Mrs. Remi kept chatting as the tea brewed in minutes. Corvina poured them both a cup and sat down on the other chair.

“You have the most unique eyes I’ve seen, Corvina,” Mrs. Remi remarked, blowing on her hot tea. “And I’ve seen many in my lifetime, dearie.”

“They’re my mother’s,” Corvina gave her a small smile.

Mrs. Remi nodded, taking a sip, and groaning with joy. “My mother had my eyes too.”

Corvina realized it was the opening she needed. She took a sip of her own brew. “Have you always lived here?”

“Oh yes,” Mrs. Remi nodded. “Born and raised and married. My folks were the same.”

“Were they here when the university was founded?” Corvina asked, and felt the older woman’s eyes on her sharpen.

“No, that was before their time.”

Corvina nodded and stayed silent, letting the older woman decide if she wanted to share more. After a few seconds, Mrs. Remi sighed. “The school was already functional by then. I don’t know if you know about the-”

“The disappearances,” Corvina finished when she hesitated.

“Yes,” Mrs. Remi shook her head, putting her cup on the table. “Terrible thing, it was. My aunt disappeared on a night back from the grocery store, never to be seen again. Destroyed my papa, bless his soul.”

“But how?” Corvina wondered out loud, and Mrs. Remi looked out the window.

“Don’t know, but she wasn’t the only one. Every full moon night one of the folks in the village went missing. They found out later it’d been kids up at the mountain taking them into the woods, butchering them in some kind of sacrifice, hiding the bodies. We never got answers.”

Mrs. Remi visibly shuddered, picking up the cup in her shaking hand and taking another sip.

“When did the disappearances stop?” Corvina asked after giving her a moment to collect herself.

“Soon after my aunt went missing,” Mrs. Remi paused. “My folks said kids at the school took care of those Slayers. That’s what we called them here.”

Corvina sipped her tea, nodding. “That’s what I heard too.”

“It’s sad what happened to those other kids though,” Mrs. Remi commented. “They just vanished one by one. It was a huge scandal back then from what folks say.”

“Did they say anything about what could’ve happened?” Corvina asked, crossing her legs and leaning back in the chair.

Mrs. Remi chuckled. “They said a lot of things back then, my dear. From murderous spirits haunting the woods to an evil monster to black magic and everything you can think of in between.
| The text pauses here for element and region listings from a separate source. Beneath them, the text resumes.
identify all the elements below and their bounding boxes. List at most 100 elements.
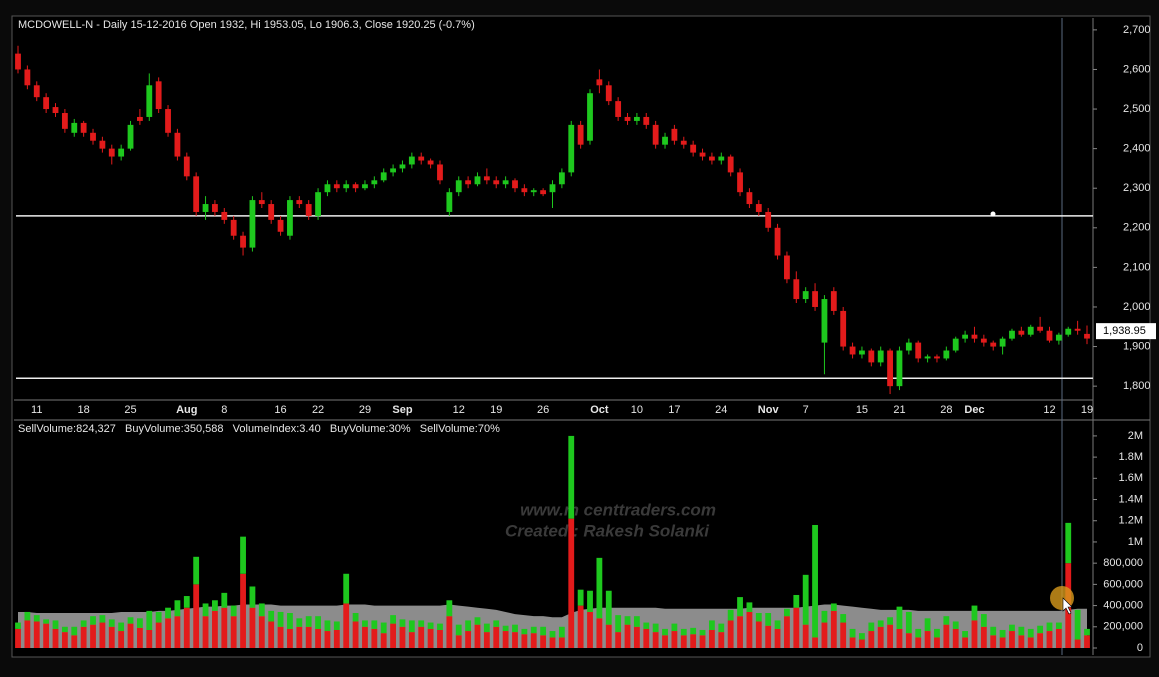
y-tick-label: 1,800 [1123, 380, 1151, 392]
y-tick-label: 2,700 [1123, 24, 1151, 36]
buy-volume-bar [390, 615, 396, 624]
sell-volume-bar [277, 626, 284, 649]
buy-volume-bar [568, 435, 575, 519]
buy-volume-bar [230, 605, 237, 617]
sell-volume-bar [596, 618, 603, 649]
sell-volume-bar [859, 639, 865, 649]
buy-volume-bar [408, 620, 415, 633]
candle-body [118, 148, 125, 157]
buy-volume-bar [624, 616, 631, 625]
volume-tick-label: 0 [1137, 642, 1143, 654]
candle-body [390, 168, 396, 173]
sell-volume-bar [371, 628, 378, 649]
volume-tick-label: 1.6M [1119, 472, 1143, 484]
sell-volume-bar [1055, 628, 1062, 649]
sell-volume-bar [549, 637, 556, 649]
x-tick-label: 29 [359, 404, 371, 416]
buy-volume-bar [680, 628, 687, 636]
volume-tick-label: 800,000 [1103, 557, 1143, 569]
buy-volume-bar [455, 624, 462, 636]
buy-volume-bar [61, 626, 68, 633]
sell-volume-bar [455, 635, 462, 649]
buy-volume-bar [493, 620, 500, 627]
buy-volume-bar [652, 623, 659, 633]
buy-volume-bar [90, 616, 96, 625]
sell-volume-bar [793, 607, 800, 649]
sell-volume-bar [1074, 639, 1081, 649]
y-tick-label: 2,100 [1123, 261, 1151, 273]
x-tick-label: 15 [856, 404, 868, 416]
candle-body [249, 200, 256, 248]
sell-volume-bar [765, 625, 772, 649]
buy-volume-bar [1055, 622, 1062, 629]
candle-body [418, 156, 425, 161]
buy-volume-bar [240, 536, 246, 574]
y-tick-label: 2,600 [1123, 63, 1151, 75]
buy-volume-bar [380, 622, 387, 634]
buy-volume-bar [699, 629, 706, 636]
candle-body [952, 338, 959, 351]
sell-volume-bar [709, 629, 715, 649]
sell-volume-bar [52, 628, 59, 649]
candle-body [174, 132, 181, 157]
line-handle [990, 211, 996, 217]
sell-volume-bar [530, 633, 537, 649]
candle-body [1046, 330, 1053, 341]
candle-body [709, 156, 715, 161]
sell-volume-bar [1027, 637, 1034, 649]
candle-body [33, 85, 40, 98]
sell-volume-bar [943, 624, 950, 649]
sell-volume-bar [915, 637, 922, 649]
sell-volume-bar [746, 611, 753, 649]
watermark: www.m centtraders.com [520, 500, 716, 519]
candle-body [296, 200, 303, 205]
x-tick-label: 19 [1081, 404, 1093, 416]
buy-volume-bar [277, 611, 284, 627]
sell-volume-bar [924, 631, 931, 649]
candle-body [577, 124, 584, 145]
sell-volume-bar [1084, 635, 1090, 649]
sell-volume-bar [99, 622, 106, 649]
buy-volume-bar [915, 628, 922, 638]
sell-volume-bar [971, 620, 978, 649]
buy-volume-bar [502, 625, 509, 632]
candle-body [380, 172, 387, 181]
volume-tick-label: 400,000 [1103, 599, 1143, 611]
sell-volume-bar [446, 616, 453, 649]
candle-body [305, 204, 312, 216]
buy-volume-bar [952, 621, 959, 629]
buy-volume-bar [605, 590, 612, 625]
sell-volume-bar [1037, 633, 1044, 649]
sell-volume-bar [568, 518, 575, 649]
buy-volume-bar [71, 626, 78, 636]
sell-volume-bar [221, 607, 228, 649]
candle-body [437, 164, 443, 181]
sell-volume-bar [362, 626, 368, 649]
sell-volume-bar [558, 637, 565, 649]
sell-volume-bar [155, 622, 162, 649]
x-tick-label: 12 [1043, 404, 1055, 416]
x-tick-label: 10 [631, 404, 643, 416]
candle-body [212, 204, 218, 212]
sell-volume-bar [33, 621, 40, 649]
candle-body [493, 180, 500, 185]
candle-body [52, 107, 59, 114]
x-tick-label: 11 [31, 404, 42, 416]
sell-volume-bar [662, 635, 668, 649]
buy-volume-bar [615, 615, 622, 633]
sell-volume-bar [680, 635, 687, 649]
buy-volume-bar [287, 613, 293, 629]
buy-volume-bar [718, 623, 725, 633]
candle-body [362, 184, 368, 189]
candle-body [727, 156, 734, 173]
sell-volume-bar [1046, 631, 1053, 649]
buy-volume-bar [774, 620, 781, 629]
buy-volume-bar [258, 603, 265, 617]
x-tick-label: Nov [758, 404, 780, 416]
candle-body [643, 116, 650, 125]
volume-tick-label: 1.2M [1119, 515, 1143, 527]
y-tick-label: 2,500 [1123, 103, 1151, 115]
sell-volume-bar [868, 631, 875, 649]
candle-body [690, 144, 697, 153]
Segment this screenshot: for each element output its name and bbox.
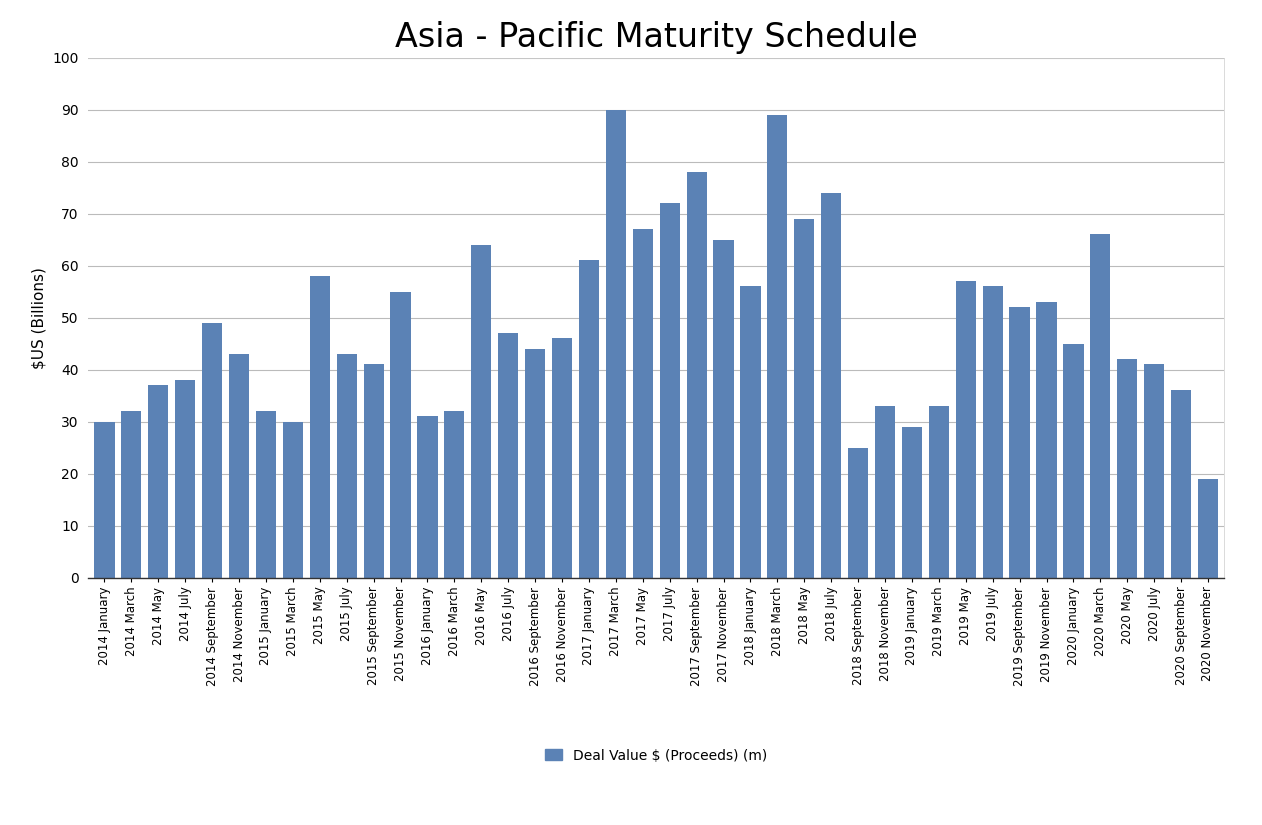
- Bar: [551, 338, 572, 578]
- Bar: [1171, 390, 1191, 578]
- Bar: [579, 261, 599, 578]
- Bar: [1198, 478, 1218, 578]
- Bar: [1064, 344, 1084, 578]
- Bar: [1036, 302, 1056, 578]
- Bar: [471, 245, 491, 578]
- Bar: [741, 286, 761, 578]
- Bar: [363, 365, 384, 578]
- Bar: [525, 349, 545, 578]
- Bar: [498, 333, 519, 578]
- Bar: [687, 172, 707, 578]
- Bar: [1010, 307, 1030, 578]
- Bar: [660, 203, 680, 578]
- Bar: [1090, 234, 1111, 578]
- Bar: [1117, 359, 1137, 578]
- Legend: Deal Value $ (Proceeds) (m): Deal Value $ (Proceeds) (m): [540, 743, 772, 768]
- Bar: [283, 422, 303, 578]
- Bar: [713, 240, 733, 578]
- Bar: [606, 110, 626, 578]
- Bar: [929, 406, 949, 578]
- Bar: [955, 281, 976, 578]
- Bar: [902, 427, 923, 578]
- Bar: [256, 411, 276, 578]
- Bar: [794, 219, 814, 578]
- Bar: [875, 406, 895, 578]
- Bar: [309, 276, 329, 578]
- Bar: [337, 354, 357, 578]
- Bar: [848, 448, 868, 578]
- Bar: [121, 411, 141, 578]
- Bar: [228, 354, 249, 578]
- Bar: [444, 411, 464, 578]
- Bar: [175, 380, 196, 578]
- Bar: [390, 292, 410, 578]
- Bar: [983, 286, 1003, 578]
- Bar: [767, 115, 787, 578]
- Title: Asia - Pacific Maturity Schedule: Asia - Pacific Maturity Schedule: [395, 21, 917, 54]
- Bar: [202, 323, 222, 578]
- Bar: [95, 422, 115, 578]
- Y-axis label: $US (Billions): $US (Billions): [32, 266, 47, 369]
- Bar: [1145, 365, 1165, 578]
- Bar: [148, 385, 168, 578]
- Bar: [632, 229, 652, 578]
- Bar: [822, 193, 842, 578]
- Bar: [418, 417, 438, 578]
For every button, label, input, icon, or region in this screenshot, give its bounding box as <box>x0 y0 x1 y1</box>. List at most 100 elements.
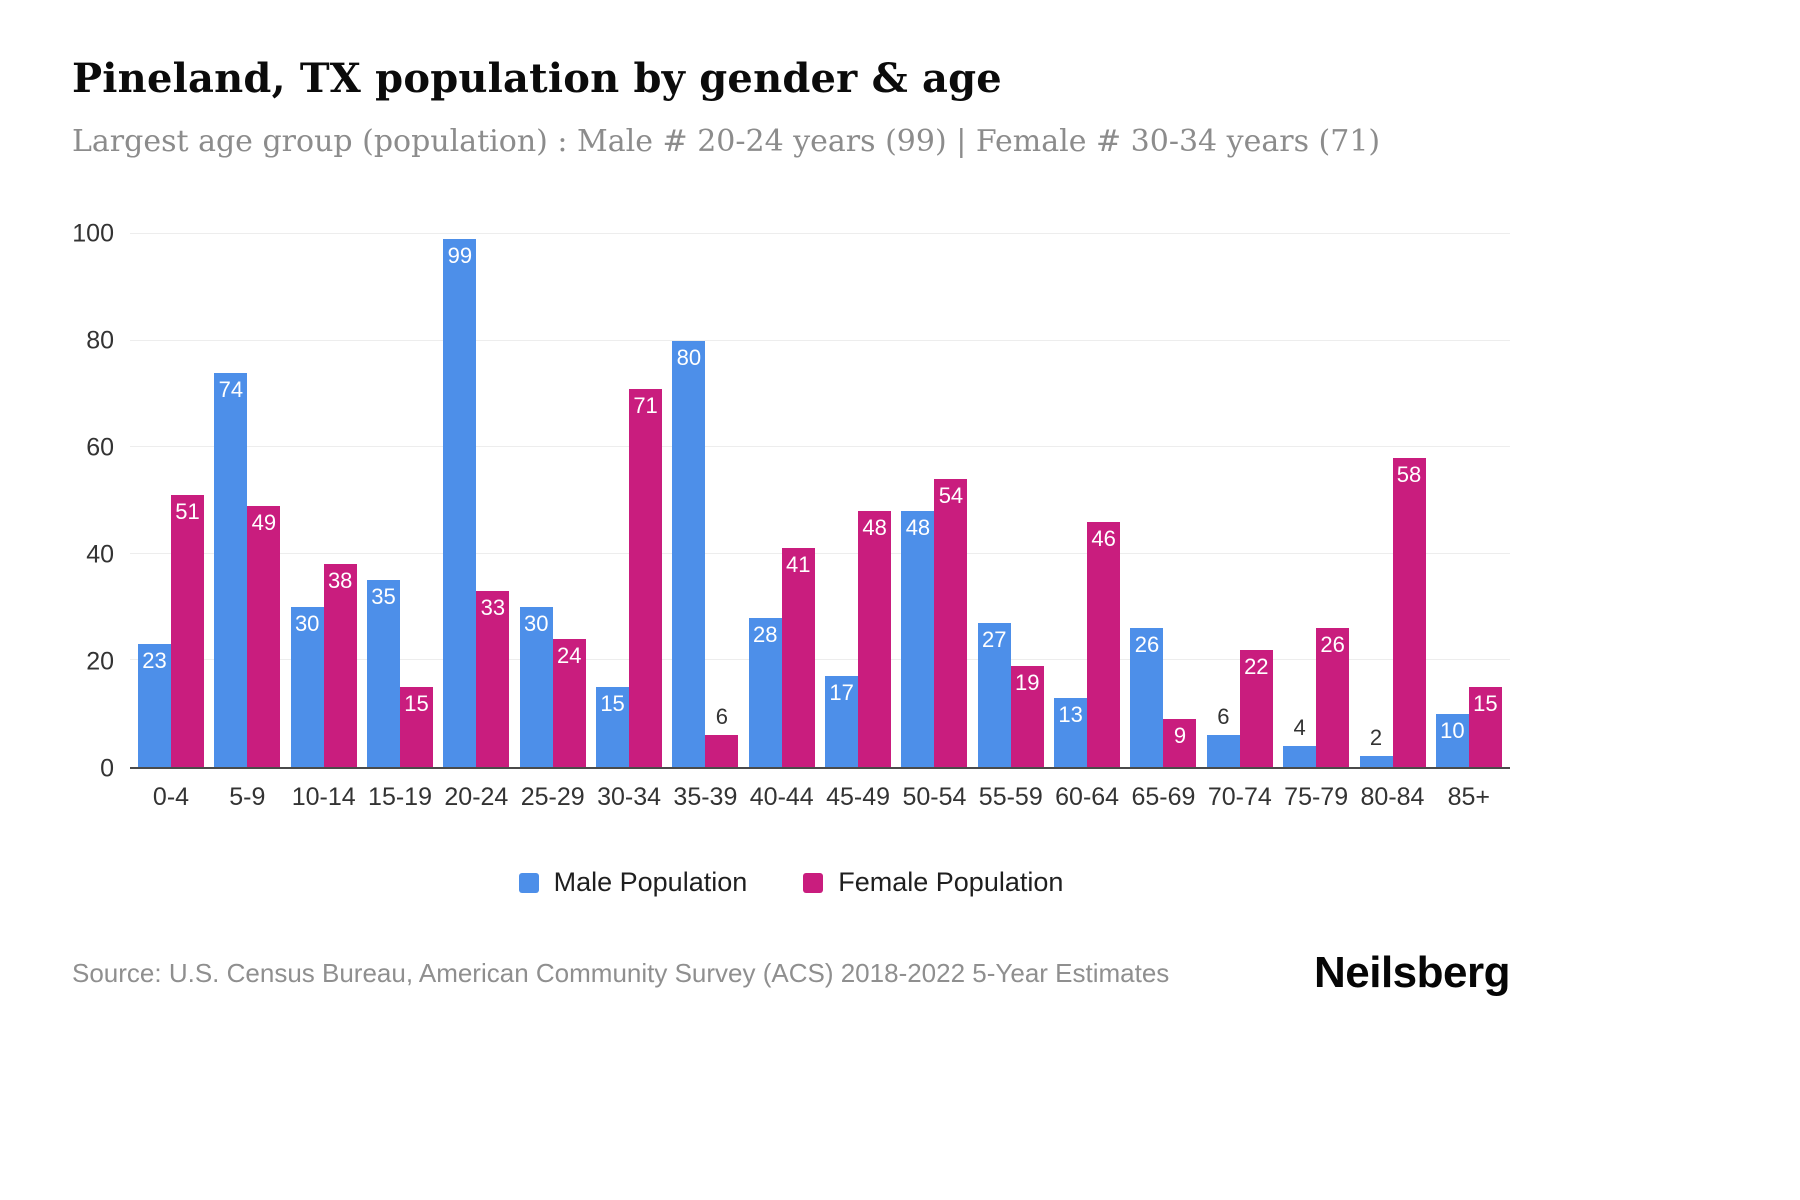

But what is the truth? Perhaps, we’ll never know.”

Corvina digested that, mulling over the words.

Mrs. Remi finished her tea. “One thing I knew growing up as a little girl was this – do not to go into those woods, and do not to stay out on the full moon night. Everyone in town will tell you the same. Nothing good happens in these parts on a full moon. There’s something unholy around that castle. Best not rouse it.”

Corvina rubbed her hands over the goosebumps that littered her flesh at the old woman’s words, something almost prophetic about it that made something heavy knot in her stomach.

A spear of lightning split the sky in two. A loud clap of thunder followed immediately, making Mrs. Remi look out the window with worry.

“Better get back to the castle with your professor before dark, my dear,” the older woman spoke, her voice tensed.

Corvina straightened, alerted by the heaviness in her tone. “Because of the storm?”

Mrs. Remi gazed out, a serious look on her face. “That,” she turned to look at Corvina with the wisdom of her years in this place shining through. “And because it’s a full moon tonight.”